Weight decay and L2 regularization are among the oldest and simplest tools for keeping a machine learning model from overfitting. Both work by discouraging the model’s weights from growing too large, on the principle that a model with smaller, more modest parameters tends to be simpler and to generalize better to new data.
L2 regularization expresses this as an extra term added to the loss function: a penalty proportional to the sum of the squared weights. Because the optimizer minimizes the loss, this penalty pulls the weights toward zero as a side effect of training. Weight decay states the same intent more directly: at every update step, multiply each weight by a number slightly less than one, literally shrinking it a little. For plain stochastic gradient descent these two formulations are mathematically equivalent, which is why the terms have long been used interchangeably.

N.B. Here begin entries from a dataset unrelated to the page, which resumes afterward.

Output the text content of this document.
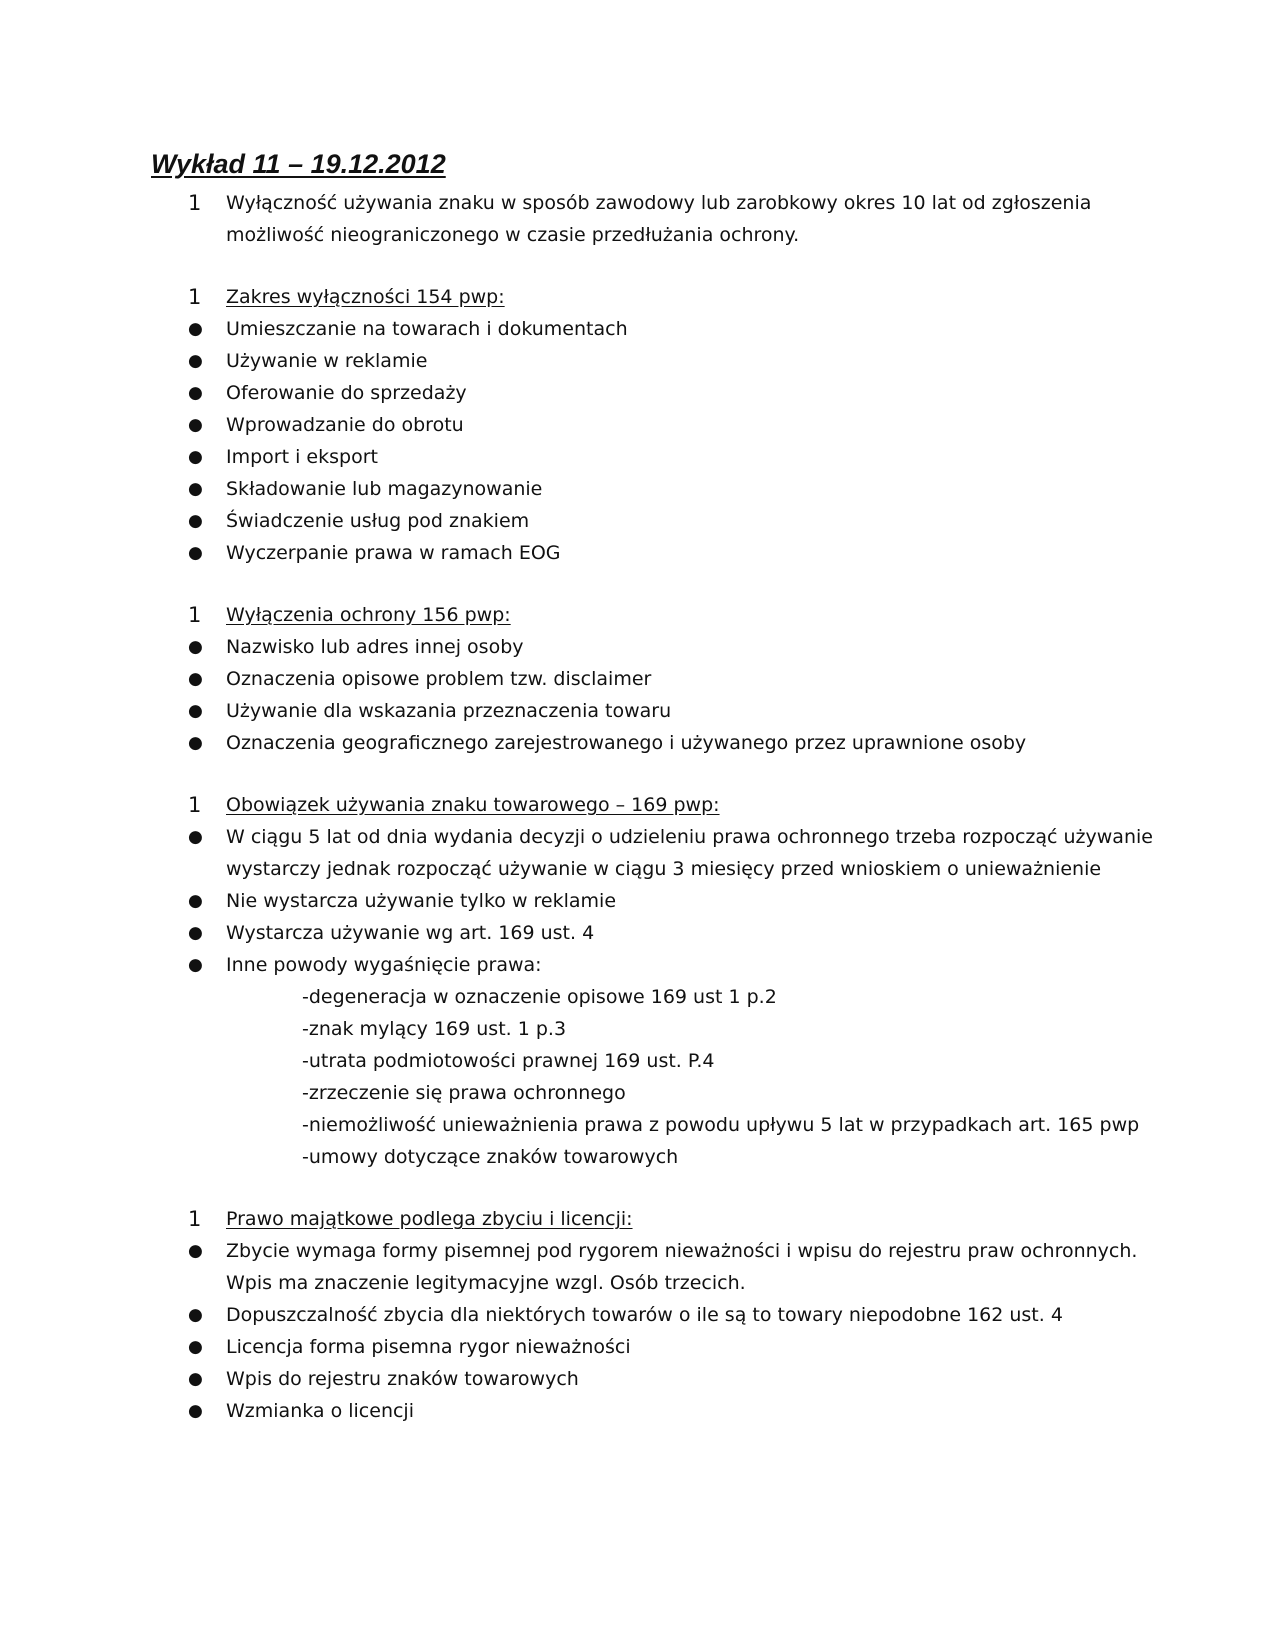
Wykład 11 – 19.12.2012
1	Wyłączność używania znaku w sposób zawodowy lub zarobkowy okres 10 lat od zgłoszenia możliwość nieograniczonego w czasie przedłużania ochrony.
1	Zakres wyłączności 154 pwp:
● Umieszczanie na towarach i dokumentach
● Używanie w reklamie
● Oferowanie do sprzedaży
● Wprowadzanie do obrotu
● Import i eksport
● Składowanie lub magazynowanie
● Świadczenie usług pod znakiem
● Wyczerpanie prawa w ramach EOG
1	Wyłączenia ochrony 156 pwp:
● Nazwisko lub adres innej osoby
● Oznaczenia opisowe problem tzw. disclaimer
● Używanie dla wskazania przeznaczenia towaru
● Oznaczenia geograficznego zarejestrowanego i używanego przez uprawnione osoby
1	Obowiązek używania znaku towarowego – 169 pwp:
● W ciągu 5 lat od dnia wydania decyzji o udzieleniu prawa ochronnego trzeba rozpocząć używanie wystarczy jednak rozpocząć używanie w ciągu 3 miesięcy przed wnioskiem o unieważnienie
● Nie wystarcza używanie tylko w reklamie
● Wystarcza używanie wg art. 169 ust. 4
● Inne powody wygaśnięcie prawa:
-degeneracja w oznaczenie opisowe 169 ust 1 p.2
-znak mylący 169 ust. 1 p.3
-utrata podmiotowości prawnej 169 ust. P.4
-zrzeczenie się prawa ochronnego
-niemożliwość unieważnienia prawa z powodu upływu 5 lat w przypadkach art. 165 pwp
-umowy dotyczące znaków towarowych
1	Prawo majątkowe podlega zbyciu i licencji:
● Zbycie wymaga formy pisemnej pod rygorem nieważności i wpisu do rejestru praw ochronnych. Wpis ma znaczenie legitymacyjne wzgl. Osób trzecich.
● Dopuszczalność zbycia dla niektórych towarów o ile są to towary niepodobne 162 ust. 4
● Licencja forma pisemna rygor nieważności
● Wpis do rejestru znaków towarowych
● Wzmianka o licencji
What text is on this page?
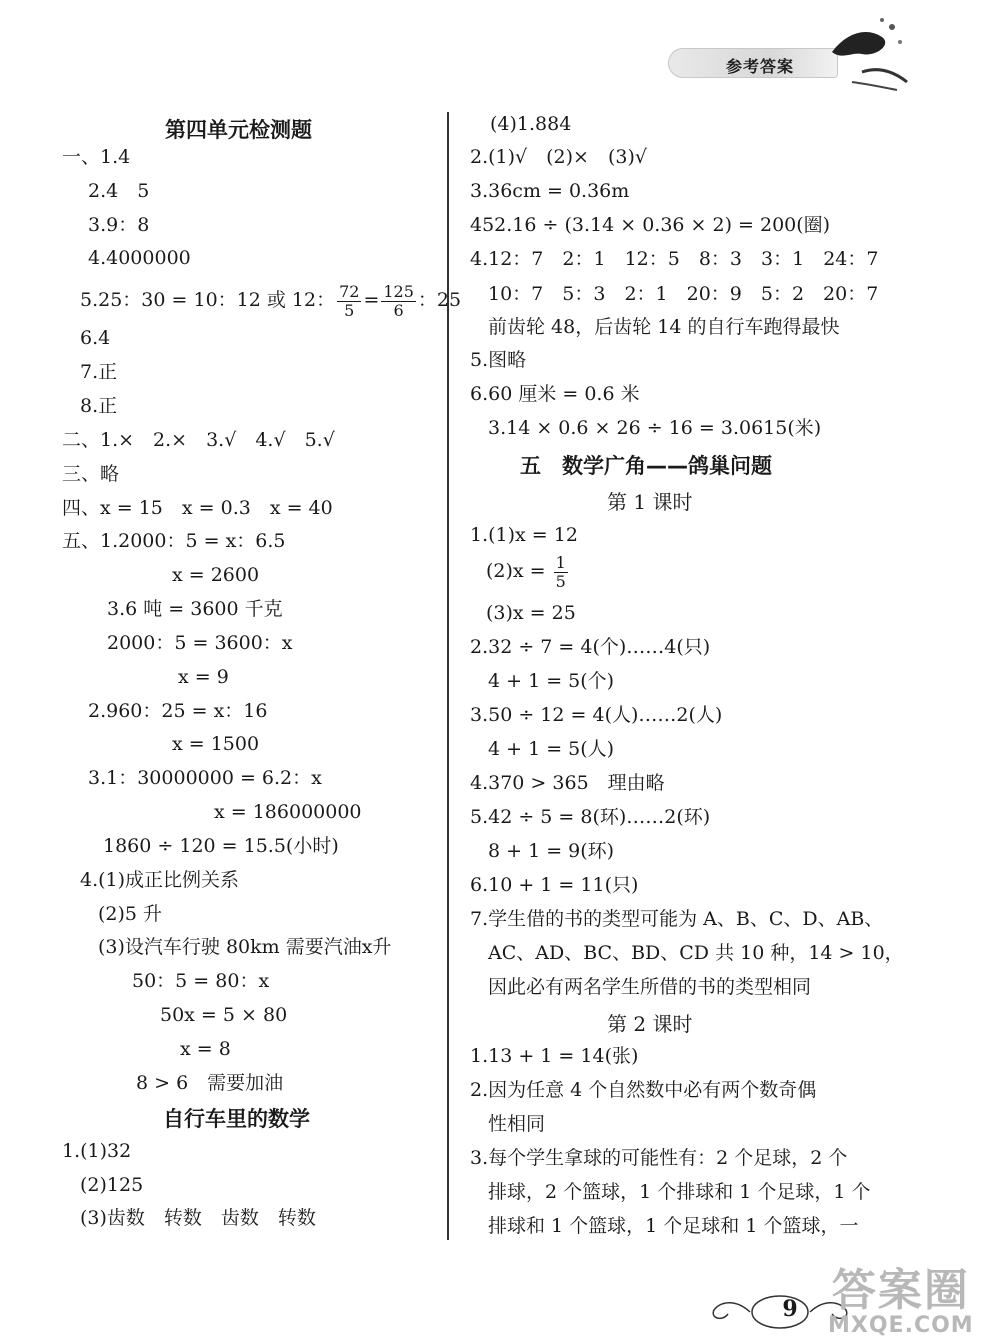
参考答案
第四单元检测题
一、1.4
2.4　5
3.9：8
4.4000000
5.25：30 = 10：12 或 12： $\frac{72}{5} = \frac{125}{6}$ ：25
6.4
7.正
8.正
二、1.×　2.×　3.√　4.√　5.√
三、略
四、x = 15　x = 0.3　x = 40
五、1.2000：5 = x：6.5
x = 2600
3.6 吨 = 3600 千克
2000：5 = 3600：x
x = 9
2.960：25 = x：16
x = 1500
3.1：30000000 = 6.2：x
x = 186000000
1860 ÷ 120 = 15.5(小时)
4.(1)成正比例关系
(2)5 升
(3)设汽车行驶 80km 需要汽油x升
50：5 = 80：x
50x = 5 × 80
x = 8
8 > 6　需要加油
自行车里的数学
1.(1)32
(2)125
(3)齿数　转数　齿数　转数
(4)1.884
2.(1)√　(2)×　(3)√
3.36cm = 0.36m
452.16 ÷ (3.14 × 0.36 × 2) = 200(圈)
4.12：7　2：1　12：5　8：3　3：1　24：7
10：7　5：3　2：1　20：9　5：2　20：7
前齿轮 48，后齿轮 14 的自行车跑得最快
5.图略
6.60 厘米 = 0.6 米
3.14 × 0.6 × 26 ÷ 16 = 3.0615(米)
五　数学广角——鸽巢问题
第 1 课时
1.(1)x = 12
$(2)x = \frac{1}{5}$
(3)x = 25
2.32 ÷ 7 = 4(个)……4(只)
4 + 1 = 5(个)
3.50 ÷ 12 = 4(人)……2(人)
4 + 1 = 5(人)
4.370 > 365　理由略
5.42 ÷ 5 = 8(环)……2(环)
8 + 1 = 9(环)
6.10 + 1 = 11(只)
7.学生借的书的类型可能为 A、B、C、D、AB、
AC、AD、BC、BD、CD 共 10 种，14 > 10，
因此必有两名学生所借的书的类型相同
第 2 课时
1.13 + 1 = 14(张)
2.因为任意 4 个自然数中必有两个数奇偶
性相同
3.每个学生拿球的可能性有：2 个足球，2 个
排球，2 个篮球，1 个排球和 1 个足球，1 个
排球和 1 个篮球，1 个足球和 1 个篮球，一
9 答案圈
MXQE.COM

The equivalence quietly breaks down for adaptive optimizers like Adam, which rescale each parameter’s update by its own gradient history. As Loshchilov and Hutter showed in their 2017 “Decoupled Weight Decay Regularization” paper, folding the penalty into the loss (true L2) then gets rescaled inconsistently across parameters, whereas applying decay as a separate shrinkage step (true weight decay) behaves as intended. Their AdamW variant, built on this distinction, is now the default for training large models.
For a general reader, weight decay is a clean illustration of a core regularization idea, that preferring simpler models guards against memorizing noise, and a reminder that even a textbook technique can hide a subtlety that only surfaces when the surrounding machinery changes.